Reportage | Une ferme à soie d’exception !

Posté le 16 septembre 2009 par Web-Reporter


26 Août 2009. Vientiane (capitale de la RDP Laos), salle de presse de la « Lao Journalist Association»

À l’issue de la conférence présentant les lauréats Lao récompensés lors de la manifestation « ASEAN » (concours sur l’artisanat), une femme d’exception, Mme Kommaly CHANTHAVONG, est venue nous trouver. « Venez à ma ferme, vous ne le regretterez pas ! » nous lance-t-elle. Elle fait partie des gagnantes de ce grand concours international. Elle a été récompensée pour une étoffe fabriquée et brodée à la main dans sa ferme de soie « Mulberries ». Âgée d’une cinquantaine d’années, Kommaly nous inscrit énergiquement, sur notre carnet, le téléphone portable de sa fille, Loc CHANTHAVONG.

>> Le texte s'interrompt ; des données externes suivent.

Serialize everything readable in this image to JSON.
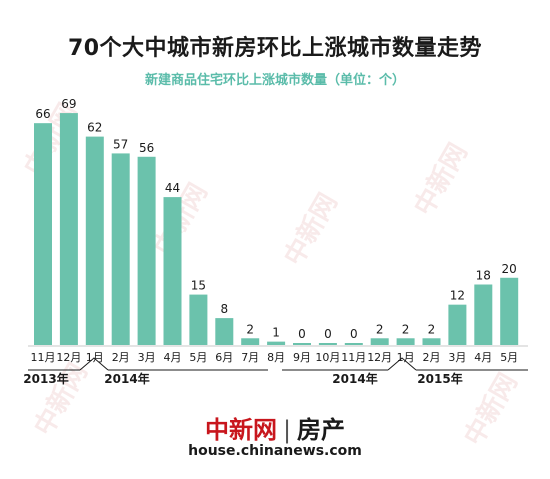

De gauche à droite : Mme Rassanikone NANONG, Présidente de la « Lao Handicraft Association » et Mme Kommaly CHANTHAVONG, Fondatrice de l’organisation « Mulberries »
De gauche à droite :  Mme Kommaly CHANTHAVONG, Fondatrice de l’organisation « Mulberries » et Mme Rassanikone NANONG, Présidente de la « Lao Handicraft Association


28 Août 2009, direction la province de Xieng-Kouang au Nord Est du pays

Loc est une jeune femme dynamique d’une trentaine d’année. Elle est venue nous accueillir au stand de bus. Un peu plus tard, autour d’une « Lao Beer » fraîche, nous faisons connaissance : « Je suis née à Nong Khaï, en Thaïlande. J’ai vécu mes dix premières années ici, à Xiengkouang. Puis, je suis partie aux Etats-Unis, dans le Minnesota, où j’ai vécu jusqu’à maintenant. J’y ai fait mes études. Chaque année, pendant mes vacances scolaires, je revenais ici, à la ferme. L’eau courante et l’électricité n’existaient pas encore ».

Kommaly, sa mère, a tout construit seule. En 1976, elle obtient du gouvernement la location d’un terrain de 17 hectares. Elle s’y installe, dans une petite maison près de la rivière. Loc nous raconte : « Les gens de la région disaient que le terrain était rempli d’esprits, que jamais rien n’y pousserait. Ils disaient de ma mère qu’elle était folle… » . Et pourtant, c’est ainsi qu’elle a fondé sa coopérative de production de soie. Aujourd’hui, sur ce même terrain, pousse de nombreux mûriers. La ferme coopère avec plus de 2000 villageois répartis sur 5 provinces. Et c’est cela qui motive Kommaly. Elle nous en explique la raison en nous contant une partie de son enfance : « Lorsque j’étais petite, mon père produisait de l’opium. C’est une activité très dangereuse. Nous étions obligés de nous cacher. Cela nous a coupé de la vie du village, nous a isolé. Je pense que la production de la soie est une bonne alternative. C’est pour cela que nous travaillons avec autant de villageois, parfois éloignés de plus de 8 heures de route d’ici. Nous enseignons le processus de production aux leaders des villages. Nous souhaitons développer cette activité afin qu’un jour, sur nos marchés, la soie soit Lao et non Thaïlandaise ou Vietnamienne. Cela permettra de soutenir de nombreux emplois». Surement trop humble, elles ne nous disent pas que Kommaly a été nominée au prix Nobel de la paix en 2005 et qu’elle a reçu un Award de l’UNESCO en tant que meilleure artiste, en 2002. Chaque année, elle remporte de nombreux et divers prix…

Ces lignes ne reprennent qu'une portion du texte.